As can be seen from the photos, I have used 3D printed load cell mounts which accept 6mm carbon rods, topped by 3D printed levelling pads, the front ones are equipped to take LE reference pins.
My measurement points are 180mm apart, with the LE reference 50mm forward of the front measurement point, thus it is suited for wings which have a chord length of 250mm+. As for the previous version, these parameters can be altered to suit a different physical arrangement.
I have used 6mm carbon rods throughout, but in hindsight it may have been better to use a stiffer 8mm or so rod for the vertical stands, both to take the weight & minimise wing pad ‘spread’ (which will affect CoG location accuracy).
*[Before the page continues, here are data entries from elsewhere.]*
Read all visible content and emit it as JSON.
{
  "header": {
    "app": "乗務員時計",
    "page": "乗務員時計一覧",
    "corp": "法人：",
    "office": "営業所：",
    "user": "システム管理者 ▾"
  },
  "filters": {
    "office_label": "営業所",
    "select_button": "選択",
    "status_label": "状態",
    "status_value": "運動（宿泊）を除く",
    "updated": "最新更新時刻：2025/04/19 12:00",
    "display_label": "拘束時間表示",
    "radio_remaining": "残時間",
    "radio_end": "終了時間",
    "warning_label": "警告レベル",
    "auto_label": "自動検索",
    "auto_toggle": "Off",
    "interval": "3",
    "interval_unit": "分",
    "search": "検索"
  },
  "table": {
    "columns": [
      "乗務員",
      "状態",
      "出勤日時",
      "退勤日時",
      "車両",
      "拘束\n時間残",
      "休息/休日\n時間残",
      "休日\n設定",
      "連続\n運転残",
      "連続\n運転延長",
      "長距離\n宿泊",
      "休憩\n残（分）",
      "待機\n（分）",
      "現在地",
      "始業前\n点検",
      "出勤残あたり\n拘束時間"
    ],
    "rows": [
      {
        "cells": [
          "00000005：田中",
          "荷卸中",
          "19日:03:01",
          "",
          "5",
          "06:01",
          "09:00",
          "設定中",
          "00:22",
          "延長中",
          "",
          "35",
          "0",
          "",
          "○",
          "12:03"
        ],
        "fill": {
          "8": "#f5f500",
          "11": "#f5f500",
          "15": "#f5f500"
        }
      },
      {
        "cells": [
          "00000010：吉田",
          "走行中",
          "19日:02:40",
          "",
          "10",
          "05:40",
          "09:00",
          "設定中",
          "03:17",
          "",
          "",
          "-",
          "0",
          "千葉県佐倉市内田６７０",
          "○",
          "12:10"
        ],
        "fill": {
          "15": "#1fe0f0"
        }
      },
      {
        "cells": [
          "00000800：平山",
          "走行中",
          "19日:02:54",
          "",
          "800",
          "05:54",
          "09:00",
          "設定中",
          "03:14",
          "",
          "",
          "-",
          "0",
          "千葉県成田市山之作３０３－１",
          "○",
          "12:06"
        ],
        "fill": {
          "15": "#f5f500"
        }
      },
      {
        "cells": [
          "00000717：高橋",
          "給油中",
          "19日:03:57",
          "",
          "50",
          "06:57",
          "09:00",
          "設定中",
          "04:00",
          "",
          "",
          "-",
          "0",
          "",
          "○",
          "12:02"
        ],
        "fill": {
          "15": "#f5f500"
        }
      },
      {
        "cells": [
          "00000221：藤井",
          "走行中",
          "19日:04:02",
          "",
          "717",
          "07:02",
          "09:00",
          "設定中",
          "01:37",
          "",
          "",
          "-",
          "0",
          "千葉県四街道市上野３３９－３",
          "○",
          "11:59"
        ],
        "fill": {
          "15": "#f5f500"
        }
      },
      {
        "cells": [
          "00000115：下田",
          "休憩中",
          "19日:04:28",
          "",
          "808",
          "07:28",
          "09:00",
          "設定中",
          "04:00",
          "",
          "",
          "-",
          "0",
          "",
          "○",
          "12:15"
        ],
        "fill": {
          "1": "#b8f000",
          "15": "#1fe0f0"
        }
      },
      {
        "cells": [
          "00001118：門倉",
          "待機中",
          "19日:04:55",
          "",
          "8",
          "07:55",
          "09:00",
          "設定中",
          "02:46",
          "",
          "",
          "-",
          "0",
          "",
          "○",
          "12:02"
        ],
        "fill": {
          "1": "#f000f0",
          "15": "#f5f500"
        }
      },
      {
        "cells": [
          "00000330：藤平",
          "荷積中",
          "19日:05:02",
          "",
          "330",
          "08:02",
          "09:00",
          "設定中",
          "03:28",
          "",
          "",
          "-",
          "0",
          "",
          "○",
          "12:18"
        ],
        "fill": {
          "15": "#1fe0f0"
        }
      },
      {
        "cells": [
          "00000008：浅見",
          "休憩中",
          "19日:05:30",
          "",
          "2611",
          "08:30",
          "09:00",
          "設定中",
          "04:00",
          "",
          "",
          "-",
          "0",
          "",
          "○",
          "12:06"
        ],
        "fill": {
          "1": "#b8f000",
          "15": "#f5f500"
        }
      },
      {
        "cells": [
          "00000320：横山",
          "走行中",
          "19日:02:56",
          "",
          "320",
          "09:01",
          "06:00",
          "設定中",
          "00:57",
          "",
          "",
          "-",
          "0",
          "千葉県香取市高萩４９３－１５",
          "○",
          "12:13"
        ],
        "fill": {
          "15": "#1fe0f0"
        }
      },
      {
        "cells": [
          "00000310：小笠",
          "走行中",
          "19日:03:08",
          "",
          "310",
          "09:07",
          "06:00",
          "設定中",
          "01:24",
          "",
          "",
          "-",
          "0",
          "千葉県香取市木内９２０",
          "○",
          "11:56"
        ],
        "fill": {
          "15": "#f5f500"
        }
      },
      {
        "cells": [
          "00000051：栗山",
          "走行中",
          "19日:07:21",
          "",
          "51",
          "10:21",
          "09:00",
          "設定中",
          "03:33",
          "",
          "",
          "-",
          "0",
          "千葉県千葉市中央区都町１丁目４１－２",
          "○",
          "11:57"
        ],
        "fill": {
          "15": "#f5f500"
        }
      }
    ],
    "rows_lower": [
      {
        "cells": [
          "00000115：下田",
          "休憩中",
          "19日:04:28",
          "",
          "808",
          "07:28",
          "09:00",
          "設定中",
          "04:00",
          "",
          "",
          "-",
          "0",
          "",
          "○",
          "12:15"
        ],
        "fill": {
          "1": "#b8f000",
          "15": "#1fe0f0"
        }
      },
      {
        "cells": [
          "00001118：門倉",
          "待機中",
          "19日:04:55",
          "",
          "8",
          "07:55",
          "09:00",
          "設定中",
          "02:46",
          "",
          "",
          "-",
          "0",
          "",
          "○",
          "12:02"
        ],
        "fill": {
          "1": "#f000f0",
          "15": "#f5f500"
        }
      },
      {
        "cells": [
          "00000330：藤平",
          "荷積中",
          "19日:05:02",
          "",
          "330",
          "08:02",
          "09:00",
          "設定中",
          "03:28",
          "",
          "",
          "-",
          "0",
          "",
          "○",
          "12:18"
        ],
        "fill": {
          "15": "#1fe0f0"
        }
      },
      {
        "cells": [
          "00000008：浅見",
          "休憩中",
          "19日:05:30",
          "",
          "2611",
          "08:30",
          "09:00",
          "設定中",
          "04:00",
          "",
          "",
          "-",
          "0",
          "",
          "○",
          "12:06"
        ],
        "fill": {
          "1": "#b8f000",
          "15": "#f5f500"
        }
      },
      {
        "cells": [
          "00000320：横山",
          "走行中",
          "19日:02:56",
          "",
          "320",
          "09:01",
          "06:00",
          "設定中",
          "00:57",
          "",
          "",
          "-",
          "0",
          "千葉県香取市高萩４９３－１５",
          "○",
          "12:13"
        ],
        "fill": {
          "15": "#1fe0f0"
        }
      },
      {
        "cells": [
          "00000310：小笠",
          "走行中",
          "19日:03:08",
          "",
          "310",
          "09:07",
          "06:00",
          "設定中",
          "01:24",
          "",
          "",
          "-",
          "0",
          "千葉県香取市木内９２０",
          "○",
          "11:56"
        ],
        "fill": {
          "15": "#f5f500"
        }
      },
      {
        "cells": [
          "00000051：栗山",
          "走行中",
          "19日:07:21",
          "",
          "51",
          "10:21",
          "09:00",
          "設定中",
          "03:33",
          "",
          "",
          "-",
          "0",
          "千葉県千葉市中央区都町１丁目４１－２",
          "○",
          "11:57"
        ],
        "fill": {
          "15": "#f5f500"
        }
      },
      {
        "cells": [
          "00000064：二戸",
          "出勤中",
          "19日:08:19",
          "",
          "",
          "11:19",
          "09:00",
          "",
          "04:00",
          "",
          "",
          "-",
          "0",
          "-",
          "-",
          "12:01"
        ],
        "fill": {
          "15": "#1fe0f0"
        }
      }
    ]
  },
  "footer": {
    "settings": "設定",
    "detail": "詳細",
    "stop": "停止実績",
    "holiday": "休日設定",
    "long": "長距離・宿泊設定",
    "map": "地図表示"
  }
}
The 3D objects should be able to be easily modified to take larger rods.
Note that the load cell adapters were designed with a largish central open area to allow the bolts to be inserted.
The firmware is very similar to the 2 load cell version (just has 4 load cell sensing routines rather than 2) and adds the 2 front/rear cell load values together to arrive at the front & rear weights.
I have checked the CoG measurement by placing a known load on the stands & confirming that the load & CoG offset are correct. Not managed to put a large model on it yet though.
I will add a zip file containing the firmware and the 3D print objects, although this may now go into the relevant area in the Gold members section.